Commentary, asides, loose thoughts, unfair complaints
The style here is one that I associate, fairly or otherwise, with Heinlein—meaning, the novel is first-person narrated by a witty smart-ass as he tries to stay two steps ahead of everyone else. There’s a touch of Pratchett in the book too, but most of the Discworld novels are very much third-person, looking in on the absurdities not just of Discworld but to some extent the entire fantasy genre. In this book, Orhan, who heads a corps of engineers in an imperial army, is right at the edge of fourth-wall breaking in his understanding of the conventional tropes of fantasy but not quite—there’s still a bit of sincerity and interior life to him, he’s still in his world.
The basic gimmick is that he and his engineers find themselves completely alone in defending a large walled city from a siege by mysterious enemies who have already destroyed the imperial army and navy. So it’s up to Orhan to more or less rebuild the empire by himself while stuck inside the capital city with only engineers, and he’s a member of a subordinated racial caste to boot.

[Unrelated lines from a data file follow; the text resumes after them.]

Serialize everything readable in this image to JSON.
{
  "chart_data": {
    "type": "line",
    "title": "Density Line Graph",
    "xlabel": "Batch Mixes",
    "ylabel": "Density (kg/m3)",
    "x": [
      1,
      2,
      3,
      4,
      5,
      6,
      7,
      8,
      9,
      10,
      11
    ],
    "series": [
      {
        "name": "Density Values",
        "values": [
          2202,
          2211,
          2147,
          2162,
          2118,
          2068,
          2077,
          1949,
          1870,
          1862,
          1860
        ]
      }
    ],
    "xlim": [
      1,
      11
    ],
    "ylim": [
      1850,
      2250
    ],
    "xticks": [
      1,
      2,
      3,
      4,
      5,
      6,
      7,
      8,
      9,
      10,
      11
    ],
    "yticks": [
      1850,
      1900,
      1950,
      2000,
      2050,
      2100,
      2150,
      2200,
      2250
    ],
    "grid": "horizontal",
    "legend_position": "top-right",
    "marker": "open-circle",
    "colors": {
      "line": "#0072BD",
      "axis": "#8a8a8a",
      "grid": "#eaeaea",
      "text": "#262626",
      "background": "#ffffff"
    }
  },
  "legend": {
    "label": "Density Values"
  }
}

It’s enjoyable enough. I have ambivalent feelings about Heinlein-style smart-ass first-person narrators who are completely reliable, e.g., they are in fact smarter than everyone else and understand the situation they’re in far more comprehensively than anyone around them. Parker clearly gets one of the problems this poses, which is a lack of tension, so while Orhan sees things more clearly than anyone else, he doesn’t see everything in time to anticipate some of the challenges he will face in defending the City. He’s rather like a fantasy MacGyver—he’s going to be able to improvise in a bad situation because he knows a lot about technology, about material culture, and about the real everyday sociology of the City, but he’s still going to get into bad situations. These kinds of characters are fun but they’re also a bit insufferable and sort of empty inside, and they tend to keep all the other characters from developing any sense of personality that you can connect with, because they mostly exist either to loyally (or pragmatically) accept the protagonist’s leadership or as dummies who impede the protagonist by their stupidity or close-mindedness and thus confirm to us, the reader, that the hero is in fact the smartest guy in the room. Generally, you solve the problem of the protagonist’s motivation by putting him in a situation where he just has to take charge and do the right thing by everybody because the alternative is dying, which is pretty much this novel. Sometimes the character is a kind of smart-guy magnet and he starts to draw a few other characters who are sharply perceptive to his side, and that’s also the case here.
Apparently Parker’s other books have some pretty dark content to them, but this one stays on the fun side of things despite some pretty considerable mayhem around the edges. The major distinctive element in the book is definitely the attention to technological systems and to how Orhan and his engineers innovate their way through their difficult situation. Parker does a great job of thinking about how things actually work, about the infrastructures that maintain a walled city under siege or are needed to make siege engines. I once suggested to a colleague that every academic discipline should identify a book that is a love poem dedicated to their discipline, and I suggested that Andy Weir’s The Martian could count as a love poem to chemistry. (My colleague was very worried when I said there was a scene involving hydrazine that is ultimately used to create water, and I said no, no, they make very clear that it’s dangerous.) Well, anyway, this book would be a pretty fair love poem to engineering.
His "Engineer trilogy" is quite good, although darker and maybe focused on how engineers approach politics when forced to. Certainly consistent with the love-poem aspect you mention.